The list suggested to me showed it’s patently obvious that this “AI replacement” simply hasn’t happened. A sweeping statement might say that some jobs have had many of their menial tasks replaced by programs, which may or may not include AI solutions.
So what next? Now is the ideal time to start putting yourself in that seat where you have AI working for you, rather than instead of you. The more you understand where AI can and cannot help, the easier it will be to start changing the daily tasks you do to become more efficient.

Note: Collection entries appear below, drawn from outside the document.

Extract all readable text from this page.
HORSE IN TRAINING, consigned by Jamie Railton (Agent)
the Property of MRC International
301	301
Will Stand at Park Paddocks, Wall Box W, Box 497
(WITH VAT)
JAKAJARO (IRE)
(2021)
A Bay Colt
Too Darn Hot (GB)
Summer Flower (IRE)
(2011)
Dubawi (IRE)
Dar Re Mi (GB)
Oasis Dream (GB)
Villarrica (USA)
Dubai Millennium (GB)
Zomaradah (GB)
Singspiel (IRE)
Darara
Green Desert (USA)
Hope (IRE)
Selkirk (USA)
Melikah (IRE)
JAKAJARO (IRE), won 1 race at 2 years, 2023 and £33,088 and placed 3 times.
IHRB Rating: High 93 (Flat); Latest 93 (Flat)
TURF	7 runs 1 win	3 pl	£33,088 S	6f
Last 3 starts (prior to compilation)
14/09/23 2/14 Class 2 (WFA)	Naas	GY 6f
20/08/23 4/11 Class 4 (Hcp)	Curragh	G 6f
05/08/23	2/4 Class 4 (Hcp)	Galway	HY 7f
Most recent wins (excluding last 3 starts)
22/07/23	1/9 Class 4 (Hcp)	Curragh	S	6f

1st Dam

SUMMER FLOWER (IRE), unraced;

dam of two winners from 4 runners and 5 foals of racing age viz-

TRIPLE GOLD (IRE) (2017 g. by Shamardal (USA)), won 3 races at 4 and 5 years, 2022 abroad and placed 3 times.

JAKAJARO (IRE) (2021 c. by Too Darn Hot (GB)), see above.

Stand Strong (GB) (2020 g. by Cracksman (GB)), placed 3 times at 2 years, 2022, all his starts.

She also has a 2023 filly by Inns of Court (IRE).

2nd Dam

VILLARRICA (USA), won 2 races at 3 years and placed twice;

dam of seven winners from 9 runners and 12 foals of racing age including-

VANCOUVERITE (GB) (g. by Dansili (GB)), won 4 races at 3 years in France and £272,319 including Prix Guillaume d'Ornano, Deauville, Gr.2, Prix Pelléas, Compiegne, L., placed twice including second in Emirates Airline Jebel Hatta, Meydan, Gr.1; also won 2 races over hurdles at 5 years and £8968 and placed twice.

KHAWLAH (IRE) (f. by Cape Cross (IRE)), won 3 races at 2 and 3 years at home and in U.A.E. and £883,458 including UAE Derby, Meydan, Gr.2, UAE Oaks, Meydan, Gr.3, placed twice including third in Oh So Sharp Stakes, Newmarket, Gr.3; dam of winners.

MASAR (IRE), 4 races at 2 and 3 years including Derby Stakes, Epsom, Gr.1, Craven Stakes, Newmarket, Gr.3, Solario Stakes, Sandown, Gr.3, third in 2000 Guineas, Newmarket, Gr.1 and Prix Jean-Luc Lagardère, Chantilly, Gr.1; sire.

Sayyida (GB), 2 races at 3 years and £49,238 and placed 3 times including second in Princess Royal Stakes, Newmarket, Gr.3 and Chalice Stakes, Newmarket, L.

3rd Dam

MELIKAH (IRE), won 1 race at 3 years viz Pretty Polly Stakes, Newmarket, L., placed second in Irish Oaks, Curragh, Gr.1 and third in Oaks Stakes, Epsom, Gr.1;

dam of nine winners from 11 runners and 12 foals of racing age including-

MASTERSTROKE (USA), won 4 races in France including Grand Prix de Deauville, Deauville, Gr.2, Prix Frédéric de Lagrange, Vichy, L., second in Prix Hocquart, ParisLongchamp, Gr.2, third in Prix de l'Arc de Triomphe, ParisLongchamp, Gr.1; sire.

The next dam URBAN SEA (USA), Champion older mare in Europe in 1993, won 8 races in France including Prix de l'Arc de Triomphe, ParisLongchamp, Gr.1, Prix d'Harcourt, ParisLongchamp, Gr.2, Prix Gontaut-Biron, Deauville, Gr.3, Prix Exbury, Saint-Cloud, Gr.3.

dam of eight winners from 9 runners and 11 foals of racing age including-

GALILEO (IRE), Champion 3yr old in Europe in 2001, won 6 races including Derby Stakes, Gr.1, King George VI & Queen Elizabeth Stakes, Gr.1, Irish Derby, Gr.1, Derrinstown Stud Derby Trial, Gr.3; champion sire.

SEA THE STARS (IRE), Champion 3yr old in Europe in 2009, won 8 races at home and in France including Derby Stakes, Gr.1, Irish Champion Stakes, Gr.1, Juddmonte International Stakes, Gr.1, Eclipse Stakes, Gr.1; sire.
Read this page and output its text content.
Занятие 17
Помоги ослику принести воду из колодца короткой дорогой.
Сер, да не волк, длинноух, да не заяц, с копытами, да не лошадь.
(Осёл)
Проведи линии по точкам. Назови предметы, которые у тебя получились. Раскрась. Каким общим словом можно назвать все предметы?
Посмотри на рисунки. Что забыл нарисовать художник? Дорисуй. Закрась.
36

Just as a thought, here are some of the things that I’ve happily handed over to an AI assistant:
Used meeting transcription features
Used LLMs to summarise the meeting and action points
Used LLMs for insight (e.g. to see whether I’d interrupted or was considered rude)
Crafted prompts to tidy up content
The point isn’t whether AI will take your job, but which parts of your job you’d gladly give away. So what’s the first task you would delegate?